Our experiment is inspired by a real-world scenario. Imagine being a mobile phone manufacturer in 2000, training a perceptron to predict whether customers will buy a particular phone model. At that time, touchscreens were immature, and customers preferred devices with keypads and lower prices, making the Nokia 3310 a best-seller. We train the perceptron using a hypothetical dataset reflecting these preferences. The perceptron gradually adjusts its weights to minimize prediction errors, learning that customers prefer low-priced phones with keypads.

Fast forward to 2007, when touchscreens have become user-friendly, and customers now prefer them over keypads. Additionally, mobile phones have become status symbols, and customers are willing to pay higher prices. Apple's entry into the market with the iPhone exemplifies this shift. To adapt to these new preferences, we retrain the perceptron with updated data. The retraining process requires the network to unlearn old weights and adjust to new ones, which is more complex than initial training.
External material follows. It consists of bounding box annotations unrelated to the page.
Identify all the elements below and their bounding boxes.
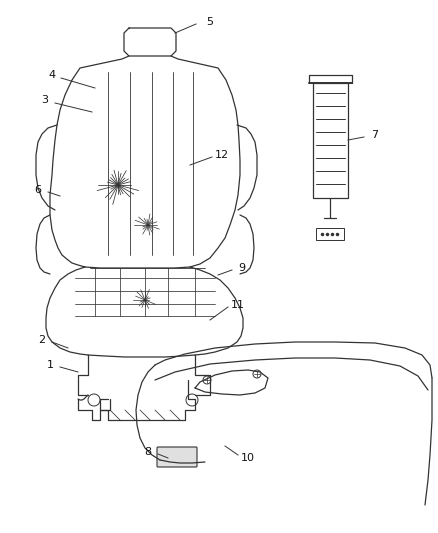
Bar xyxy=(316,228,344,239)
Text: 2: 2 xyxy=(39,335,46,345)
FancyBboxPatch shape xyxy=(157,447,197,467)
Text: 7: 7 xyxy=(371,130,378,140)
Text: 3: 3 xyxy=(42,95,49,105)
Text: 4: 4 xyxy=(49,70,56,80)
Text: 12: 12 xyxy=(215,150,229,160)
Text: 10: 10 xyxy=(241,453,255,463)
Text: 6: 6 xyxy=(35,185,42,195)
Text: 11: 11 xyxy=(231,300,245,310)
Bar xyxy=(312,83,347,198)
Text: 5: 5 xyxy=(206,17,213,27)
Text: 9: 9 xyxy=(238,263,246,273)
Text: 8: 8 xyxy=(145,447,152,457)
Text: 1: 1 xyxy=(46,360,53,370)
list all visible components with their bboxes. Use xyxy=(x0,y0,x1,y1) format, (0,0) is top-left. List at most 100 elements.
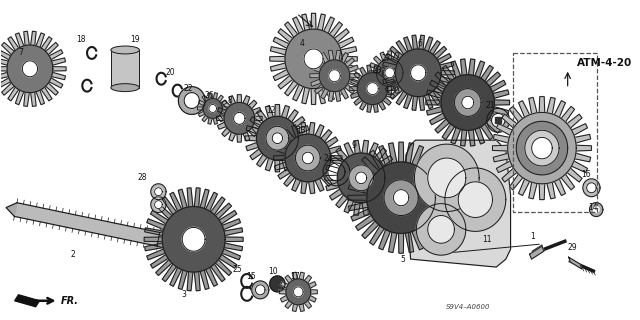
Text: 7: 7 xyxy=(18,48,23,57)
Polygon shape xyxy=(394,190,409,206)
Text: 22: 22 xyxy=(183,84,193,93)
Polygon shape xyxy=(406,140,511,267)
Polygon shape xyxy=(454,89,481,116)
Polygon shape xyxy=(583,179,600,197)
Polygon shape xyxy=(349,165,374,191)
Text: 5: 5 xyxy=(401,255,406,264)
Polygon shape xyxy=(296,145,320,171)
Text: 28: 28 xyxy=(138,173,147,182)
Polygon shape xyxy=(270,276,285,292)
Polygon shape xyxy=(151,197,166,212)
Polygon shape xyxy=(492,113,505,127)
Text: 9: 9 xyxy=(351,140,356,150)
Polygon shape xyxy=(508,112,576,184)
Polygon shape xyxy=(319,60,349,92)
Polygon shape xyxy=(6,203,17,216)
Polygon shape xyxy=(323,158,349,186)
Polygon shape xyxy=(428,215,454,243)
Polygon shape xyxy=(525,130,559,166)
Bar xyxy=(513,53,597,212)
Polygon shape xyxy=(162,207,225,272)
Text: 1: 1 xyxy=(530,232,535,241)
Polygon shape xyxy=(328,163,345,181)
Polygon shape xyxy=(458,182,492,218)
Polygon shape xyxy=(155,188,162,196)
Text: 19: 19 xyxy=(130,35,140,44)
Polygon shape xyxy=(272,133,282,144)
Polygon shape xyxy=(179,87,205,114)
Polygon shape xyxy=(224,102,255,134)
Polygon shape xyxy=(385,68,394,78)
Polygon shape xyxy=(587,183,596,193)
Text: 18: 18 xyxy=(77,35,86,44)
Polygon shape xyxy=(270,13,357,104)
Polygon shape xyxy=(384,180,418,215)
Polygon shape xyxy=(182,228,205,251)
Polygon shape xyxy=(376,59,403,87)
Text: 3: 3 xyxy=(182,290,186,299)
Text: ATM-4-20: ATM-4-20 xyxy=(577,58,632,68)
Polygon shape xyxy=(428,158,466,198)
Polygon shape xyxy=(348,142,454,253)
Polygon shape xyxy=(294,287,303,297)
Polygon shape xyxy=(325,140,397,215)
Text: 14: 14 xyxy=(589,203,598,212)
Polygon shape xyxy=(495,117,501,123)
Text: 27: 27 xyxy=(381,54,390,63)
Polygon shape xyxy=(367,83,378,95)
Text: 2: 2 xyxy=(70,250,75,259)
Text: 12: 12 xyxy=(266,106,275,115)
Text: FR.: FR. xyxy=(60,296,78,306)
Text: 17: 17 xyxy=(290,272,300,282)
Polygon shape xyxy=(285,29,342,89)
Polygon shape xyxy=(245,105,310,172)
Polygon shape xyxy=(516,121,568,175)
Polygon shape xyxy=(487,108,509,132)
Polygon shape xyxy=(396,49,441,97)
Polygon shape xyxy=(280,272,317,311)
Polygon shape xyxy=(22,61,38,77)
Polygon shape xyxy=(441,75,494,130)
Polygon shape xyxy=(417,204,466,255)
Polygon shape xyxy=(356,172,367,184)
Polygon shape xyxy=(157,230,168,248)
Polygon shape xyxy=(589,203,603,217)
Polygon shape xyxy=(593,207,599,212)
Text: 16: 16 xyxy=(581,170,591,180)
Polygon shape xyxy=(426,59,509,146)
Text: 11: 11 xyxy=(482,235,492,244)
Ellipse shape xyxy=(111,46,140,54)
Polygon shape xyxy=(255,285,265,295)
Polygon shape xyxy=(274,123,342,194)
Polygon shape xyxy=(350,65,396,112)
Polygon shape xyxy=(302,152,314,164)
Polygon shape xyxy=(411,65,426,81)
Polygon shape xyxy=(285,134,331,182)
Polygon shape xyxy=(234,112,245,124)
Polygon shape xyxy=(0,31,66,106)
Text: 4: 4 xyxy=(300,38,305,48)
Polygon shape xyxy=(216,95,262,142)
Polygon shape xyxy=(310,50,359,101)
Text: 29: 29 xyxy=(568,243,577,252)
Text: 23: 23 xyxy=(372,66,382,75)
Polygon shape xyxy=(367,162,435,233)
Polygon shape xyxy=(382,35,454,110)
Polygon shape xyxy=(329,70,340,82)
Polygon shape xyxy=(337,153,385,203)
Polygon shape xyxy=(209,105,216,112)
Polygon shape xyxy=(252,281,269,299)
Polygon shape xyxy=(286,279,310,305)
Text: 15: 15 xyxy=(246,272,255,282)
Polygon shape xyxy=(144,188,243,291)
Polygon shape xyxy=(532,137,552,159)
Polygon shape xyxy=(257,116,298,160)
Polygon shape xyxy=(461,96,474,109)
Polygon shape xyxy=(7,45,52,92)
Polygon shape xyxy=(568,257,582,269)
Polygon shape xyxy=(369,51,410,94)
Polygon shape xyxy=(151,184,166,200)
Polygon shape xyxy=(304,49,323,69)
Text: 6: 6 xyxy=(418,38,422,48)
Text: 8: 8 xyxy=(227,96,232,105)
Experiment shows that retraining an old perceptron takes more iterations than training a new one from scratch. This is because the old network must first unlearn previous weights before learning new ones. In contrast, a new perceptron can directly learn the new weights, making the process more efficient. This insight can be applied to real-world scenarios, such as why established companies struggle to adapt to disruptive innovations compared to new market entrants.

The experiment demonstrates that retraining an ANN can be more costly than training a new one. This principle can be extended to human learning, suggesting that unlearning and relearning are inherently more challenging. In "The Innovator's Dilemma," Christensen explains why market leaders often fail to adapt to new technologies, while new entrants succeed. Economic factors play a role, but our experiment suggests that mathematical reasons might also contribute. New entrants can learn from scratch, while established firms must first unlearn outdated practices.

Radical changes pose challenges not only for businesses but also for society. In "The Second Machine Age," Brynjolfsson and McAfee compare the digital age to the industrial revolution, highlighting the social upheaval caused by disruptive technologies. The struggle to adapt might be due to the difficulty of unlearning and relearning, as illustrated by our experiment. Understanding these challenges can help address the pain points of societal transformation.